EU urges trade with Iran despite U.S. sanctions

EU foreign policy chief insists Iran upheld its commitments under 2015 nuclear deal.

Ben Ariel,

Federica Mogherini
Federica Mogherini
Reuters

The European Union's foreign policy chief, Federica Mogherini, on Tuesday encouraged companies to do more business with Iran despite new U.S. sanctions, The Associated Press reported.

Mogherini insisted that Tehran had upheld its commitments under the 2015 deal to limit its nuclear program.

Speaking to reporters during her trip to Wellington, New Zealand, she added that it's up to Europeans to decide whom they want to trade with.

"We are doing our best to keep Iran in the deal, to keep Iran benefiting from the economic benefits that the agreement brings to the people of Iran because we believe this is in the security interests of not only our region, but also of the world," she said, according to AP.

"If there is one piece of international agreements on nuclear non-proliferation that is delivering, it has to be maintained," added Mogherini.

Her comments came a day after U.S. President Donald Trump signed an executive order officially reinstating U.S. sanctions against Iran.

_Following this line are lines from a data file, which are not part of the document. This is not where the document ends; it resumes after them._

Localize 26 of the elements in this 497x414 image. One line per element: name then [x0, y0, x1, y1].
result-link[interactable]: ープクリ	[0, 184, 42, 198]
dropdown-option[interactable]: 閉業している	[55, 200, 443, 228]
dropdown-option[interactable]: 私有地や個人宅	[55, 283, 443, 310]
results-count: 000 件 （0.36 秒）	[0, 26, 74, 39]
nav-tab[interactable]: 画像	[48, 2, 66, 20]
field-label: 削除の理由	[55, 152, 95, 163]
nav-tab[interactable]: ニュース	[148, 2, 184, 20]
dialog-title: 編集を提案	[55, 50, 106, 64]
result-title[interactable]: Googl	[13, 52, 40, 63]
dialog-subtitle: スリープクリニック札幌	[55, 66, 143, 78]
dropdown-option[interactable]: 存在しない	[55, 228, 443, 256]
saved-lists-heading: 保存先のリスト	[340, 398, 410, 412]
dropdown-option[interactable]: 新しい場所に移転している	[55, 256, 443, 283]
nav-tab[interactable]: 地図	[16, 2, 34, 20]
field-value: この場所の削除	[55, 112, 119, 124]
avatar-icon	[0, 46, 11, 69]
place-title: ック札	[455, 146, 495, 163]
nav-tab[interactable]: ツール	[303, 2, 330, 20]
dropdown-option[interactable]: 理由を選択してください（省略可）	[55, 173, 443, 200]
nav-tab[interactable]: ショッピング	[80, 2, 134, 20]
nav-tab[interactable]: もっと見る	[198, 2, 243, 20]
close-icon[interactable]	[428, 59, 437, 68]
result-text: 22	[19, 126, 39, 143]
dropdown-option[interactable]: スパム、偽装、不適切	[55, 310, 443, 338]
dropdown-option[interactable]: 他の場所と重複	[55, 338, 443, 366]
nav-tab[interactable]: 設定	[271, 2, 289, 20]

The sanctions target Iran's access to American dollars and steel and automobile industries, ban trade with Iran in gold and other precious metals, and include other sanctions which were lifted under the 2015 deal.

Additional sanctions will be imposed on November 4, targeting Iran's oil and shipping industries.

The sanctions were reimposed three months after Trump pulled out of the 2015 deal under which sanctions on Iran were lifted in return for curbs to its nuclear program.

The European signatories to the deal did not agree with Trump’s move and are trying to save the accord, which they see as crucial to forestalling an Iranian nuclear weapon.

The European Union issued a "blocking statute" Monday to protect European businesses from the impact of the sanctions.

Mogherini, speaking at a news conference alongside New Zealand Foreign Minister Winston Peters, said the EU and New Zealand saw the need to maintain the nuclear deal with Iran, notwithstanding the U.S. withdrawal, and that she and Peters had discussed in detail how to keep open trade and financial channels with Iran.

"We are encouraging small and medium enterprises in particular to increase business with and in Iran as part of something (that) for us is a security priority," Mogherini said, explaining that trade is an integral part of the nuclear deal.

Trade between Iran and the EU "is a fundamental aspect of the Iranian right to have an economic advantage in exchange for what they have done so far, which is being compliant with all their nuclear-related commitments," she added.